In any given year, 17 percent of people with AIDS, 35 percent of people with tuberculosis and nearly a third of those with hepatitis C pass through the corrections system.
This system represents a gaping hole in the public health network, thanks in part to the fact that prisoners become ineligible for Medicaid assistance while they're behind bars. I
nmates who have the misfortune of being housed in jails and prisons without serious medical programs often have no choice but to cease treatment, which means that they get sicker and continue to pose an infection risk to others.
Once released, these same inmates spend months trying to re-enroll in the Medicaid program and get care.
The US would experience less infectious disease -- which means fewer deaths and less strain on the health system - if the public health apparatus were fully extended into the jails and prisons.

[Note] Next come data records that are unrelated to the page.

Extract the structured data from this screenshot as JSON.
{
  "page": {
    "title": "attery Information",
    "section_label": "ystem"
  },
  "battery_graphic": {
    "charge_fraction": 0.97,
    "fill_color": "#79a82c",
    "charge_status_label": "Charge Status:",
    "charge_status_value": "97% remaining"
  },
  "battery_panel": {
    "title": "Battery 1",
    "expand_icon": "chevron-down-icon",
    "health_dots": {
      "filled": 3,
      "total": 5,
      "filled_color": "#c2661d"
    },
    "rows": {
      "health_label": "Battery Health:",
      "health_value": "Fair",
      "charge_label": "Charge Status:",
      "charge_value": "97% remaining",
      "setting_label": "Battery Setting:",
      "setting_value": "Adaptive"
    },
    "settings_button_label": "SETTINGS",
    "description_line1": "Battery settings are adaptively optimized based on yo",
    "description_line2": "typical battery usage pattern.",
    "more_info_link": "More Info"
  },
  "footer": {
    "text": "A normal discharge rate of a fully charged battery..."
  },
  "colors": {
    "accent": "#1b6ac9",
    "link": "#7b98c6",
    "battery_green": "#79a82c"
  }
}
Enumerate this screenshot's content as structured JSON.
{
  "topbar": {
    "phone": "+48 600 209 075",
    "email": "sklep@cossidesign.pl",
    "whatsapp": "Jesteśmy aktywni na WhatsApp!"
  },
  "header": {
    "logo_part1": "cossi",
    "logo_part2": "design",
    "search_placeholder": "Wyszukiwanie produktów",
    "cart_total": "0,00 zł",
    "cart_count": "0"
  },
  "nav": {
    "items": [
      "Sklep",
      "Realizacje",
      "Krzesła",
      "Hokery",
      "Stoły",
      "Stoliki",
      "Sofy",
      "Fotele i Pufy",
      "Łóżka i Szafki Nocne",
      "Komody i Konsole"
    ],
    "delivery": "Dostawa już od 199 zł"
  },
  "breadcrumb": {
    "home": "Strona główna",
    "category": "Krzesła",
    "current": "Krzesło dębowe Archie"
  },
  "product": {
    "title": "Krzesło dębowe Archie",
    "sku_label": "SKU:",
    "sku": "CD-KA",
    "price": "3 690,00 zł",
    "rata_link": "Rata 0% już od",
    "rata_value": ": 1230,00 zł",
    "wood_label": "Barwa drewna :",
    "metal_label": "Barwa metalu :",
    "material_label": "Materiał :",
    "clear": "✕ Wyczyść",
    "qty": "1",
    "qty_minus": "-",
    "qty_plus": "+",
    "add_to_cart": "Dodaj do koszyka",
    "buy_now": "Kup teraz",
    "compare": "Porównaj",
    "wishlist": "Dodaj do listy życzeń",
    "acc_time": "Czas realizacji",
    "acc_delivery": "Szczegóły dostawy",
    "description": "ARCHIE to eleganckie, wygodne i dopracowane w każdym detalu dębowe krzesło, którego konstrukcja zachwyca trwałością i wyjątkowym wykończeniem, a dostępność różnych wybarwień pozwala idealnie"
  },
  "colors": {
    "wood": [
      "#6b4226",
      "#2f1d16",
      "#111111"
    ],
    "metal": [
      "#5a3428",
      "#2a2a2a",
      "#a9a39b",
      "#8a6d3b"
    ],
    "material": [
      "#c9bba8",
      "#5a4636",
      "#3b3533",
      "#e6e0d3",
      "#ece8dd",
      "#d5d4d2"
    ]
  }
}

The health status report argues convincingly for a rigorous program of testing, treating and counseling that would slow the spread of disease and alert inmates to illnesses before they reached the crisis stage and became prohibitively expensive to handle.
These ideas are perfectly consistent with what we know about the importance of preventive medicine. But applying them to prison inmates will be difficult until we begin to see them not as outcasts who deserve to be cut off from the public largesse, but as fellow citizens with whom we will eventually share a common fate.